Sure it actually works! (HEAD then allocates less than 8.10, rather than 10x more.) With QL we may get 20 unification variables rather than 10, but each should be zonked exactly once. No big deal. By throwing away huge chunks of the (supposedly threaded) meta_tv_env we were simply re-zonking many things many times. Asymptotically disaster.
Would the proposal of lazy type substitution avoid explicitly building the jumbo outer type t in this case? The type t built in this MR is ultimately never used, the entire expression ends up being just IO (), and the generated core makes no mention of the jumbo type. Its construction ends up being almost entirely futile and very expensive.
A human reader can reason inductively about the types of the various partial substitutions, concluding that the function is well-typed, and the final type is IO (), and the explicit expansion of the jumbo type parameter t of begin is never actually needed. So if delayed type substitutions potentially accomplish something akin to what a naive human reader of the code would do, that sounds rather interesting to me.
A possibly related (but under-specified) issue was recently posted on Reddit:
https://www.reddit.com/r/haskell/comments/mpfwso/memory_pb_with_gch_810/
where there's apparently some of blowup in deep applicative expressions. It could be the same sort of thing, in which case, perhaps delayed substitution might not merely be useful in this artificial test case, but something that could help more broadly?
A side node (not on this concrete proposal) there are "calculi of explicit substitution", cf. http://perso.ens-lyon.fr/pierre.lescanne/publications.html#es, the POPL94 paper seems a good intro/overview. The stated goal is "efficient implemetation of .. abstract machines". Sure needs some work to apply/adapt it to the concrete goings-on in GHC.
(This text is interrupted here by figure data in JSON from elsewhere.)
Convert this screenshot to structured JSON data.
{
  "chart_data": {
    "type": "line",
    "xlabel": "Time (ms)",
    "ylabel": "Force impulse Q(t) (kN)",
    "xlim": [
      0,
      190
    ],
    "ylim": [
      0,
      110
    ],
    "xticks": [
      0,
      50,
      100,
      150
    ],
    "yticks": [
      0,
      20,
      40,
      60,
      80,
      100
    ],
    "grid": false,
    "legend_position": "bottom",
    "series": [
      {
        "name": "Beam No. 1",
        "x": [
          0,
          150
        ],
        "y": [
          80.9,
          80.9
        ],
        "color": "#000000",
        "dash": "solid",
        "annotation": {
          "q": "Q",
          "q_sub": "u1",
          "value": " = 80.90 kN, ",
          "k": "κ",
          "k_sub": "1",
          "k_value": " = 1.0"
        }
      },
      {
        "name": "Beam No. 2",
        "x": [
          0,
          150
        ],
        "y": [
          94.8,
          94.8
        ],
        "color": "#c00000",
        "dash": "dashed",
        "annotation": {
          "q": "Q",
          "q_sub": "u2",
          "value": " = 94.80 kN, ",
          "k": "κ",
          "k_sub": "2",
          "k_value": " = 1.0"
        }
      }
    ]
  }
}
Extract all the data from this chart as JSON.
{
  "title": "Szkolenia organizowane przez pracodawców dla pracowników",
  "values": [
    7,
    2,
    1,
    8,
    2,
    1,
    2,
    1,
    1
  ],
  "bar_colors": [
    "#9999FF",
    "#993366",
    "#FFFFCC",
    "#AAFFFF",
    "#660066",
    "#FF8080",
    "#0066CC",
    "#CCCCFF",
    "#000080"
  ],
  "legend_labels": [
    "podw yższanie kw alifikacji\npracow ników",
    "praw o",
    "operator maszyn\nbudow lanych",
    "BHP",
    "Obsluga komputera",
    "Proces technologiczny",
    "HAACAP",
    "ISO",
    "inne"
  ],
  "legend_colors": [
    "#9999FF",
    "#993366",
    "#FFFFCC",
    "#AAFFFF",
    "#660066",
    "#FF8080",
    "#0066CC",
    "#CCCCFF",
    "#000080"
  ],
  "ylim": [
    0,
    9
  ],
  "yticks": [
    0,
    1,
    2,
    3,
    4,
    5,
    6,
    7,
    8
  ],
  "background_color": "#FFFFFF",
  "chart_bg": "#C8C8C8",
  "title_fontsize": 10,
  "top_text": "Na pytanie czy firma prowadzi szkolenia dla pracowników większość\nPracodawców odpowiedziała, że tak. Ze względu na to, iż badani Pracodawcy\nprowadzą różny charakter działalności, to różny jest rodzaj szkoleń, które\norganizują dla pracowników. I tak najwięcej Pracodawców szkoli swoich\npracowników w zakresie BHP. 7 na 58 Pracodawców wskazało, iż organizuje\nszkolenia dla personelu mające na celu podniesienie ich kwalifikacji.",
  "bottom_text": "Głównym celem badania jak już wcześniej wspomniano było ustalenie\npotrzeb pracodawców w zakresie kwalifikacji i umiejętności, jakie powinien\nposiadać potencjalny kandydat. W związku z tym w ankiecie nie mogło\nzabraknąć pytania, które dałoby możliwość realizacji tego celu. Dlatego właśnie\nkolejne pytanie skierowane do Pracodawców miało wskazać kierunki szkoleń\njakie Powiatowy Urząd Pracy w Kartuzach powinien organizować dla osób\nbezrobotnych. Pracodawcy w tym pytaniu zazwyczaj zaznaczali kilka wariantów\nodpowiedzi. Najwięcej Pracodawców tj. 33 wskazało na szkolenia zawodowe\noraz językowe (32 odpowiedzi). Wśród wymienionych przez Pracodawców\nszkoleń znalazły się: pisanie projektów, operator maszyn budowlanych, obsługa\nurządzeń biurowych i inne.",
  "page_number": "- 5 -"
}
A possibly related (but under-specified) issue was recently posted on Reddit: https://www.reddit.com/r/haskell/comments/mpfwso/memory_pb_with_gch_810/ where there's apparently some of blowup in deep applicative expressions. It could be the same sort of thing, in which case, perhaps delayed substitution might not merely be useful in this artificial test case, but something that could help more broadly?